The disadvantage of the likelihood ratio, and the reason why it is rarely reported, is that for practical use one needs to first apply it to the pre-test odds of disease to yield the post-test odds of disease (likelihood ratio × pre-test odds = post-test odds). Thus there is the requirement for an understanding of odds. Gamblers use odds; clinicians do not. In this study the likelihood ratio for bone edema is 3.7 and for bone erosion, 1.4. The pre-test odds of disease are the ratio of subjects with RA to subjects without RA, which was 1.0 (pre-test probability = 0.5) because there were equal numbers of healthy controls and patients with RA. The post-test odds of RA, given a finding of bone edema, are 3.7 to 1. These are better odds compared to the odds of bone erosion (calculated at 1.4 to 1). For clinicians, odds can then be converted back to probabilities [post-test probability = post-test odds/(1 + post-test odds); bone edema pre-test probability = 0.5 and post-test probability = 0.79]. Are these results clinically useful? Perhaps not. The pre-test odds of RA in “healthy” controls in the community are at most 0.01 (1%) and not 1.0 (50%). Also, healthy controls are not usually referred to rheumatologists and the accuracy of post-test odds is optimally determined by pre-test odds and likelihood ratio data obtained from research studies that reflect the clinical setting in which these results will be used.
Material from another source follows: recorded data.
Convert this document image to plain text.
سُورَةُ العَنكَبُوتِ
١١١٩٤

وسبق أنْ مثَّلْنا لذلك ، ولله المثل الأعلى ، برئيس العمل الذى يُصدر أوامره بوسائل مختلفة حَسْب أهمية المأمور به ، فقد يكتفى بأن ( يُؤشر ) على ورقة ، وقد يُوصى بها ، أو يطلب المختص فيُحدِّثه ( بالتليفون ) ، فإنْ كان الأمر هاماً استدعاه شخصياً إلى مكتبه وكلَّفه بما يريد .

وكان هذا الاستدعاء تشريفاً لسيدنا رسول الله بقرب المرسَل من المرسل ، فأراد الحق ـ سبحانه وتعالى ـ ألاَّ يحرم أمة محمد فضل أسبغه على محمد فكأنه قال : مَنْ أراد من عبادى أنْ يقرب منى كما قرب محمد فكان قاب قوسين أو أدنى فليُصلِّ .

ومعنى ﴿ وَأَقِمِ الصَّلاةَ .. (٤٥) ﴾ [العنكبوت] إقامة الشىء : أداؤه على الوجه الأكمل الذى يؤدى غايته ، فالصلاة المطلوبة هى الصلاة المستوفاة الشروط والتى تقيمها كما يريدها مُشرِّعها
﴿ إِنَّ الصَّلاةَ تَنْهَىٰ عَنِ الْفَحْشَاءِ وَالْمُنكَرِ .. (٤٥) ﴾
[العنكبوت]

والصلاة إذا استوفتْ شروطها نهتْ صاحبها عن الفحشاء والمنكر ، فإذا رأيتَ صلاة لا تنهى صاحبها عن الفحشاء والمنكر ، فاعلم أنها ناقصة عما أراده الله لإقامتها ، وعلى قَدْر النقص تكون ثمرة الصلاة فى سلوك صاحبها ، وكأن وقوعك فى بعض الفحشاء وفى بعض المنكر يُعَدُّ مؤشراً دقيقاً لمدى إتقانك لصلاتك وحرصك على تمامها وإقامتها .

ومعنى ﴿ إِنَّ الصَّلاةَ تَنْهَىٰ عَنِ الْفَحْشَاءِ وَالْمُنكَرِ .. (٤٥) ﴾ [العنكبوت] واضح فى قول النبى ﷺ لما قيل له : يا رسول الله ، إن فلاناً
Nevertheless, the Olech report performs well on STARD. The title/abstract/key terms identify that the report is a study of diagnostic accuracy (STARD criterion 1). It describes the study population (STARD 3) and participant recruitment criteria (STARD 4). Patient sampling was consecutive [although the healthy control population was not (STARD 5)], data collection was prospective (STARD 6), MRI technical specifications were described (STARD 8), rationale for cutoffs and categories provided (STARD 9), and number and expertise (but not training) of the scorers noted (STARD 10). MRI scoring was blind to subject status (STARD 11). Most methods for calculating measures of diagnostic accuracy (STARD 12) and reproducibility (STARD 13) were reported. The reference standard and rationale (STARD 7) are described (given limitations described above). Of the 11 STARD results reporting standards, 4 were clearly reported (STARD 15, 17, 22, 24), 3 were incompletely reported (STARD 18, 19, 21), and 4 were not reported (STARD 14, 16, 20, and 23). Finally, the clinical applicability of the results (Discussion: STARD 25) was not entirely straightforward, perhaps because the second research question (Introduction: STARD 2) could not be clearly answered.
In honor of the Charles Darwin bicentenary, we “...must begin with a good body of facts and not from principle (in which I always suspect some fallacy) and then as much deduction as you please”20.